- Court: Auckland Employment Court
- Full case name: Grey Advertising (New Zealand) Limited v Marco Bono Antonio Marinkovich
- Decided: 17 September 1999
- Citation: AEC 70A/99
- Transcript: copy of judgment

Court membership
- Judge sitting: Travis J

Keywords
- without prejudice

= Grey Advertising (New Zealand) Ltd v Marinkovich =

New Zealand legal case

Grey Advertising (New Zealand) Ltd v Marinkovich [AEC 70A/99] is an important case in New Zealand regarding the admissibility to court as evidence correspondence marked "without prejudice". It is now referred to in legal circles as the "Grey Rules".

==Facts==

Marco Marinkovich was employed by Grey Advertising (New Zealand) Limited, the New Zealand branch of the multibillion-dollar global advertising agency Grey Advertising.

After accumulated losses of $4 million, Grey first tried and failed to dismiss Marinkovich on the grounds that his employment was terminated due to his employment contract having expired.

Grey then proceeded to suspend Marinkovich, which he responded to by saying he would come and clear out his office at Grey, which Grey's solicitors argued was a resignation (which Marinkovich denied). Grey then refused to pay his outstanding holiday pay, his two weeks' notice or to buy out his 25% share in the company.

Marinkovich then made a claim for wrongful dismissal with the Employment Court. Grey responded by filing with the court an injunction for restraint of trade against Marinkovich to stop him approaching any of their advertising clients or staff, as by now he had started a rival advertising agency called CreativeBankAgency. Grey also sought damages of $550,000.

After an informal settlement meeting, Grey's management asked Marinkovich for a settlement offer, for which he sent a proposed settlement offer by fax on 27 July 1999, which was marked "without prejudice".

Under normal circumstances correspondence marked "without prejudice" can not be later used as evidence in court, on the basis that this encourages parties to negotiate freely into settling a legal dispute without having to go to a costly and time-consuming court hearing.

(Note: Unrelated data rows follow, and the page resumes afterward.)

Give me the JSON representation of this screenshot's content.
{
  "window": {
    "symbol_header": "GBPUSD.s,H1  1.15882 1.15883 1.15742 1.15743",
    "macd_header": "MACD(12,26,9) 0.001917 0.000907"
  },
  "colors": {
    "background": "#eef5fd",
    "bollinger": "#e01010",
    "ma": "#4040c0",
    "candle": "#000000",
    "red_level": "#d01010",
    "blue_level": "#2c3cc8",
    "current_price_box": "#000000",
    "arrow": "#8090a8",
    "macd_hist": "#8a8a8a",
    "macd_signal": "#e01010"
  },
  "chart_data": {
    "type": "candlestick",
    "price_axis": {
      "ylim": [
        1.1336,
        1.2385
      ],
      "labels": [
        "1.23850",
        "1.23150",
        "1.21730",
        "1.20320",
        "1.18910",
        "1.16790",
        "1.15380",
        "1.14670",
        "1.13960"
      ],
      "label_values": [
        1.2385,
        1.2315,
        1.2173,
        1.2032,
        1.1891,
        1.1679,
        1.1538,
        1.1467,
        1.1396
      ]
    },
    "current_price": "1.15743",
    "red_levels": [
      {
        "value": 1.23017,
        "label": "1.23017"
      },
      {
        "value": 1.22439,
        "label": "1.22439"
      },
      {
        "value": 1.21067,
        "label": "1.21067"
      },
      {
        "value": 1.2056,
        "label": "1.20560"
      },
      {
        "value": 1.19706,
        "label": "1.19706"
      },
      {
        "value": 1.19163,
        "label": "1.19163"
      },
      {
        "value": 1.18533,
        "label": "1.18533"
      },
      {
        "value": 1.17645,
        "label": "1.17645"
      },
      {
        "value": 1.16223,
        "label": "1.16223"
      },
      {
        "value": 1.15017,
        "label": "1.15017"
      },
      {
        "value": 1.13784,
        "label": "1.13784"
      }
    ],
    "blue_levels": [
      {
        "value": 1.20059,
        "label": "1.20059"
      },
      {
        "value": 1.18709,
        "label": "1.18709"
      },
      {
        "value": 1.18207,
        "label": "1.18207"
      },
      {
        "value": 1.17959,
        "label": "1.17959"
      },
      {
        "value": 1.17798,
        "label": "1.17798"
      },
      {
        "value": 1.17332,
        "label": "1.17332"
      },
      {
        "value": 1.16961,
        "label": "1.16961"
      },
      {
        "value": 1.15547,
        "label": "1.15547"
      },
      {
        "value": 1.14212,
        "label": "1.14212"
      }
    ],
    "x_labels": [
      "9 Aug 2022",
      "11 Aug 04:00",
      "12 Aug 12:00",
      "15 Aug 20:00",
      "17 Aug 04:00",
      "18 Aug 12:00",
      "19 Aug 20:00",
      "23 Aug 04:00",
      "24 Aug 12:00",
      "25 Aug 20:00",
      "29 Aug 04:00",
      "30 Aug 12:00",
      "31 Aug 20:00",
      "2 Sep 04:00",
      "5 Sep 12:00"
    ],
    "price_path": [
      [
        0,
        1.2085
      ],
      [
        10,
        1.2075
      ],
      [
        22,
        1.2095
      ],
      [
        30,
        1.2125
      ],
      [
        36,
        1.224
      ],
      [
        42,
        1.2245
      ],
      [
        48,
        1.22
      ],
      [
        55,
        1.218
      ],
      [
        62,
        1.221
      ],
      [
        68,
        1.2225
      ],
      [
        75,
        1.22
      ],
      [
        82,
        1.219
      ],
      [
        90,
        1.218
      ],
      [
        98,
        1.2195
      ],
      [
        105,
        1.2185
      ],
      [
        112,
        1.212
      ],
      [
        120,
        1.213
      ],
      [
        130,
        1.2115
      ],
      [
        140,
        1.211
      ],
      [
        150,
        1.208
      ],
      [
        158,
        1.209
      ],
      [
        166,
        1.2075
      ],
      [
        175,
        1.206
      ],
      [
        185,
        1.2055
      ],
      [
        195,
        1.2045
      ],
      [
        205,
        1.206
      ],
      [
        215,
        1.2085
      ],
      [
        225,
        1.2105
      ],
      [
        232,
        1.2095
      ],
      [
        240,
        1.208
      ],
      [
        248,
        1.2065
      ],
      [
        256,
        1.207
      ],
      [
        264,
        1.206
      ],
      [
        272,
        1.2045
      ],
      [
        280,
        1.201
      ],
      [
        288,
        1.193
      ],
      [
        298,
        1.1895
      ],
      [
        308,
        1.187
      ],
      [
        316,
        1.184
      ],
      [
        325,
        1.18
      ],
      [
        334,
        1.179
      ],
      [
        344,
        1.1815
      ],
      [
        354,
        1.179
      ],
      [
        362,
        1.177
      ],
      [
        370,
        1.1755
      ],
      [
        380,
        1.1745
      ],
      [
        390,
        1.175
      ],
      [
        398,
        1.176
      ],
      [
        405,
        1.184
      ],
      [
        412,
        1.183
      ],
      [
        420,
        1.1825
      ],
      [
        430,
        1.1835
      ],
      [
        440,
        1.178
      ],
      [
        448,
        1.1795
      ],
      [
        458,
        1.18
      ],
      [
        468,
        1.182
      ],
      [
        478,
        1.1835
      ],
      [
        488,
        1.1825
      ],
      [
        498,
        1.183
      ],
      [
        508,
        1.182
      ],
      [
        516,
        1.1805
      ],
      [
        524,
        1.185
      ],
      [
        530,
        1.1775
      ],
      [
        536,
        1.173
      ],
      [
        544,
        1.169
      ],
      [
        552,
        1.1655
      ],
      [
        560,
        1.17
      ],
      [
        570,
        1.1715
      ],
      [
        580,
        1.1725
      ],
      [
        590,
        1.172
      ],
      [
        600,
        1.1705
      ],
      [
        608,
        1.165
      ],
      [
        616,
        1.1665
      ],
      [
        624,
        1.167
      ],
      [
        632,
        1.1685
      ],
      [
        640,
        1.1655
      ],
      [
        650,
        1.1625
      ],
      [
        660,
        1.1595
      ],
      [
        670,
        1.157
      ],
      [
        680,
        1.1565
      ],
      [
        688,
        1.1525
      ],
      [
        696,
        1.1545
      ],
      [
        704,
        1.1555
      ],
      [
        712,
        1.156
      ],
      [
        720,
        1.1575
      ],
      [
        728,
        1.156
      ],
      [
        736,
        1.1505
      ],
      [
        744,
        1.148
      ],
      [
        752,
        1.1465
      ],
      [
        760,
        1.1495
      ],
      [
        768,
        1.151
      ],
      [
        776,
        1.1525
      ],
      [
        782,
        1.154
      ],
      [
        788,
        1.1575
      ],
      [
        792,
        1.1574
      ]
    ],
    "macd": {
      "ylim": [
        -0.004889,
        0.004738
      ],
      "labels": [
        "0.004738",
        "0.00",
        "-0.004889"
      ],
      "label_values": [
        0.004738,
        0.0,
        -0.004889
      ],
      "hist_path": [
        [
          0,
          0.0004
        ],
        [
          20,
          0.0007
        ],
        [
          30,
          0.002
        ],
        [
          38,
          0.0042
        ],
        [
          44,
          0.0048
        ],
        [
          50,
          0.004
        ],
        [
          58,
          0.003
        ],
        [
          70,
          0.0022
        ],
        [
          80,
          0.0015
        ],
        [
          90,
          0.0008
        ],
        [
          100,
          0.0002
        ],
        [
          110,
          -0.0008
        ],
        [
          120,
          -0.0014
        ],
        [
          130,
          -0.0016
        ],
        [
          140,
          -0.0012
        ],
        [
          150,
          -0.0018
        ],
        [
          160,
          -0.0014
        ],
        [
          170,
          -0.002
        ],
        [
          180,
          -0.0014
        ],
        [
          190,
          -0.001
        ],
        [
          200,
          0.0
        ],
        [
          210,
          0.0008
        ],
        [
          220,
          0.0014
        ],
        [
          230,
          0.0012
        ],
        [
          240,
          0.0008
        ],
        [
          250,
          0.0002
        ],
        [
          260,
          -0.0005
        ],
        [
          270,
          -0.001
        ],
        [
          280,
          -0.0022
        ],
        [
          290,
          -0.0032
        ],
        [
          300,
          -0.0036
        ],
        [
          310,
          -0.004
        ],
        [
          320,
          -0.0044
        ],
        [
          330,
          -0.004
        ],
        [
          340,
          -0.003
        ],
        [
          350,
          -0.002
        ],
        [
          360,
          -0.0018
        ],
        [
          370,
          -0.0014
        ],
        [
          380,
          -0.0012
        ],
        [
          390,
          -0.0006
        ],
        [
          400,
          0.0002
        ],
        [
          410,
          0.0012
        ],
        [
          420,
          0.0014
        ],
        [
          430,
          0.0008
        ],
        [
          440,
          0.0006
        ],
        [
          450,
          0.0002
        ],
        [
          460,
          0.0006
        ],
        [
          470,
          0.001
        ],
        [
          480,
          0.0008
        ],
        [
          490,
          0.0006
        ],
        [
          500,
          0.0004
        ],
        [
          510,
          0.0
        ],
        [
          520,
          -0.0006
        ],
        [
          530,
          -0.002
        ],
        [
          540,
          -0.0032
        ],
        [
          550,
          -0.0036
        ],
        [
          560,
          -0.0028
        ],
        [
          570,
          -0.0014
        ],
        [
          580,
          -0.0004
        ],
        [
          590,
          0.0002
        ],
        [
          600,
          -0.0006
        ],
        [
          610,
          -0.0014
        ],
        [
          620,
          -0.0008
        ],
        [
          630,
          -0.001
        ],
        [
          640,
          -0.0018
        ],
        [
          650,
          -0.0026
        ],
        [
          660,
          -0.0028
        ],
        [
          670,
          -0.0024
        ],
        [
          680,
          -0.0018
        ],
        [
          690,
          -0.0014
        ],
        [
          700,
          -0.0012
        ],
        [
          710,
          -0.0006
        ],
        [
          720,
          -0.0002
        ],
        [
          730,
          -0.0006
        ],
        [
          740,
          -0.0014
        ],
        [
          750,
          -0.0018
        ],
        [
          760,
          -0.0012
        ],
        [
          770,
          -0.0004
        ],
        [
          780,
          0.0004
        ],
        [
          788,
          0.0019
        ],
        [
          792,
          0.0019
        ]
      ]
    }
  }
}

However, some of the contents of this fax were argued to contain veiled threats of action if the proposed offer was not accepted, such as poaching clients and staff from Grey, which were arguably illegal (depending on whether or not he was legally bound by a valid restraint of trade clause). The letter also made veiled threats to disclose (to the media and Grey's clients) alleged illegal behaviour by Grey, such as overcharging of their clients by Grey.

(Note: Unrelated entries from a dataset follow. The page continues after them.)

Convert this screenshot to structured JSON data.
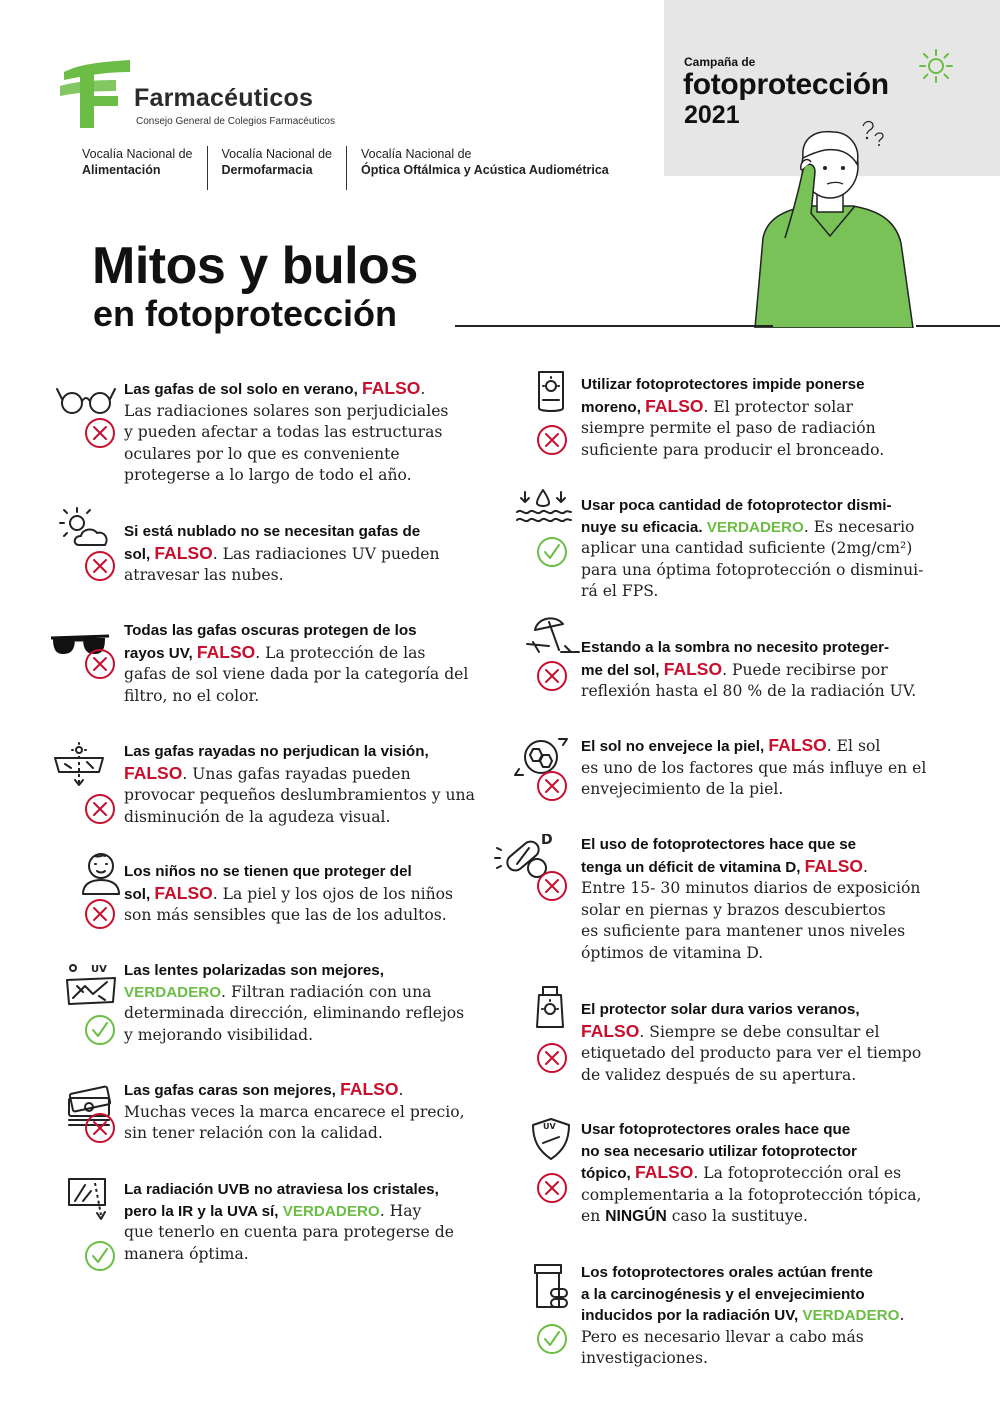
{
  "header": {
    "org_name": "Farmacéuticos",
    "org_subtitle": "Consejo General de Colegios Farmacéuticos",
    "vocalias": [
      {
        "line1": "Vocalía Nacional de",
        "line2": "Alimentación"
      },
      {
        "line1": "Vocalía Nacional de",
        "line2": "Dermofarmacia"
      },
      {
        "line1": "Vocalía Nacional de",
        "line2": "Óptica Oftálmica y Acústica Audiométrica"
      }
    ],
    "campaign_label": "Campaña de",
    "campaign_title": "fotoprotección",
    "campaign_year": "2021"
  },
  "title": {
    "line1": "Mitos y bulos",
    "line2": "en fotoprotección"
  },
  "colors": {
    "false": "#c8102e",
    "true": "#6cbd45",
    "campaign_bg": "#e6e6e6"
  },
  "verdicts": {
    "false": "FALSO",
    "true": "VERDADERO"
  },
  "left_items": [
    {
      "icon": "glasses-icon",
      "verdict": "false",
      "lines": [
        {
          "head": "Las gafas de sol solo en verano, ",
          "tag": "FALSO",
          "tail": "."
        },
        {
          "body": "Las radiaciones solares son perjudiciales"
        },
        {
          "body": "y pueden afectar a todas las estructuras"
        },
        {
          "body": "oculares por lo que es conveniente"
        },
        {
          "body": "protegerse a lo largo de todo el año."
        }
      ]
    },
    {
      "icon": "cloudy-sun-icon",
      "verdict": "false",
      "lines": [
        {
          "head": "Si está nublado no se necesitan gafas de"
        },
        {
          "head": "sol, ",
          "tag": "FALSO",
          "tail": ". Las radiaciones UV pueden"
        },
        {
          "body": "atravesar las nubes."
        }
      ]
    },
    {
      "icon": "sunglasses-icon",
      "verdict": "false",
      "lines": [
        {
          "head": "Todas las gafas oscuras protegen de los"
        },
        {
          "head": "rayos UV, ",
          "tag": "FALSO",
          "tail": ". La protección de las"
        },
        {
          "body": "gafas de sol viene dada por la categoría del"
        },
        {
          "body": "filtro, no el color."
        }
      ]
    },
    {
      "icon": "scratched-lens-icon",
      "verdict": "false",
      "lines": [
        {
          "head": "Las gafas rayadas no perjudican la visión,"
        },
        {
          "tag": "FALSO",
          "tail": ". Unas gafas rayadas pueden"
        },
        {
          "body": "provocar pequeños deslumbramientos y una"
        },
        {
          "body": "disminución de la agudeza visual."
        }
      ]
    },
    {
      "icon": "child-icon",
      "verdict": "false",
      "lines": [
        {
          "head": "Los niños no se tienen que proteger del"
        },
        {
          "head": "sol, ",
          "tag": "FALSO",
          "tail": ". La piel y los ojos de los niños"
        },
        {
          "body": "son más sensibles que las de los adultos."
        }
      ]
    },
    {
      "icon": "polarized-lens-icon",
      "verdict": "true",
      "lines": [
        {
          "head": "Las lentes polarizadas son mejores,"
        },
        {
          "tag": "VERDADERO",
          "tail": ". Filtran radiación con una"
        },
        {
          "body": "determinada dirección, eliminando reflejos"
        },
        {
          "body": "y mejorando visibilidad."
        }
      ]
    },
    {
      "icon": "money-icon",
      "verdict": "false",
      "lines": [
        {
          "head": "Las gafas caras son mejores, ",
          "tag": "FALSO",
          "tail": "."
        },
        {
          "body": "Muchas veces la marca encarece el precio,"
        },
        {
          "body": "sin tener relación con la calidad."
        }
      ]
    },
    {
      "icon": "window-rays-icon",
      "verdict": "true",
      "lines": [
        {
          "head": "La radiación UVB no atraviesa los cristales,"
        },
        {
          "head": "pero la IR y la UVA sí, ",
          "tag": "VERDADERO",
          "tail": ". Hay"
        },
        {
          "body": "que tenerlo en cuenta para protegerse de"
        },
        {
          "body": "manera óptima."
        }
      ]
    }
  ],
  "right_items": [
    {
      "icon": "sunscreen-tube-icon",
      "verdict": "false",
      "lines": [
        {
          "head": "Utilizar fotoprotectores impide ponerse"
        },
        {
          "head": "moreno, ",
          "tag": "FALSO",
          "tail": ". El protector solar"
        },
        {
          "body": "siempre permite el paso de radiación"
        },
        {
          "body": "suficiente para producir el bronceado."
        }
      ]
    },
    {
      "icon": "drops-icon",
      "verdict": "true",
      "lines": [
        {
          "head": "Usar poca cantidad de fotoprotector dismi-"
        },
        {
          "head": "nuye su eficacia. ",
          "tag": "VERDADERO",
          "tail": ". Es necesario"
        },
        {
          "body": "aplicar una cantidad suficiente (2mg/cm²)"
        },
        {
          "body": "para una óptima fotoprotección o disminui-"
        },
        {
          "body": "rá el FPS."
        }
      ]
    },
    {
      "icon": "beach-umbrella-icon",
      "verdict": "false",
      "lines": [
        {
          "head": "Estando a la sombra no necesito proteger-"
        },
        {
          "head": "me del sol, ",
          "tag": "FALSO",
          "tail": ". Puede recibirse por"
        },
        {
          "body": "reflexión hasta el 80 % de la radiación UV."
        }
      ]
    },
    {
      "icon": "skin-aging-icon",
      "verdict": "false",
      "lines": [
        {
          "head": "El sol no envejece la piel, ",
          "tag": "FALSO",
          "tail": ". El sol"
        },
        {
          "body": "es uno de los factores que más influye en el"
        },
        {
          "body": "envejecimiento de la piel."
        }
      ]
    },
    {
      "icon": "vitamin-d-icon",
      "verdict": "false",
      "lines": [
        {
          "head": "El uso de fotoprotectores hace que se"
        },
        {
          "head": "tenga un déficit de vitamina D, ",
          "tag": "FALSO",
          "tail": "."
        },
        {
          "body": "Entre 15- 30 minutos diarios de exposición"
        },
        {
          "body": "solar en piernas y brazos descubiertos"
        },
        {
          "body": "es suficiente para mantener unos niveles"
        },
        {
          "body": "óptimos de vitamina D."
        }
      ]
    },
    {
      "icon": "sunscreen-bottle-icon",
      "verdict": "false",
      "lines": [
        {
          "head": "El protector solar dura varios veranos,"
        },
        {
          "tag": "FALSO",
          "tail": ". Siempre se debe consultar el"
        },
        {
          "body": "etiquetado del producto para ver el tiempo"
        },
        {
          "body": "de validez después de su apertura."
        }
      ]
    },
    {
      "icon": "uv-shield-icon",
      "verdict": "false",
      "lines": [
        {
          "head": "Usar fotoprotectores orales hace que"
        },
        {
          "head": "no sea necesario utilizar fotoprotector"
        },
        {
          "head": "tópico, ",
          "tag": "FALSO",
          "tail": ". La fotoprotección oral es"
        },
        {
          "body": "complementaria a la fotoprotección tópica,"
        },
        {
          "body": "en ",
          "strong": "NINGÚN",
          "tail2": " caso la sustituye."
        }
      ]
    },
    {
      "icon": "pill-bottle-icon",
      "verdict": "true",
      "lines": [
        {
          "head": "Los fotoprotectores orales actúan frente"
        },
        {
          "head": "a la carcinogénesis y el envejecimiento"
        },
        {
          "head": "inducidos por la radiación UV, ",
          "tag": "VERDADERO",
          "tail": "."
        },
        {
          "body": "Pero es necesario llevar a cabo más"
        },
        {
          "body": "investigaciones."
        }
      ]
    }
  ]
}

Grey's lawyers argued that this letter amounted to extortion (a criminal act), and at the very least placed undue and unfair pressure on Grey to settle this matter, and asked the court for an interlocutory ruling that this letter be admissible in court.

==Judgment==
The judge ruled that the letter be admissible to the court proceedings. The judge also ruled that one of Grey's "without prejudice" letters be admissible.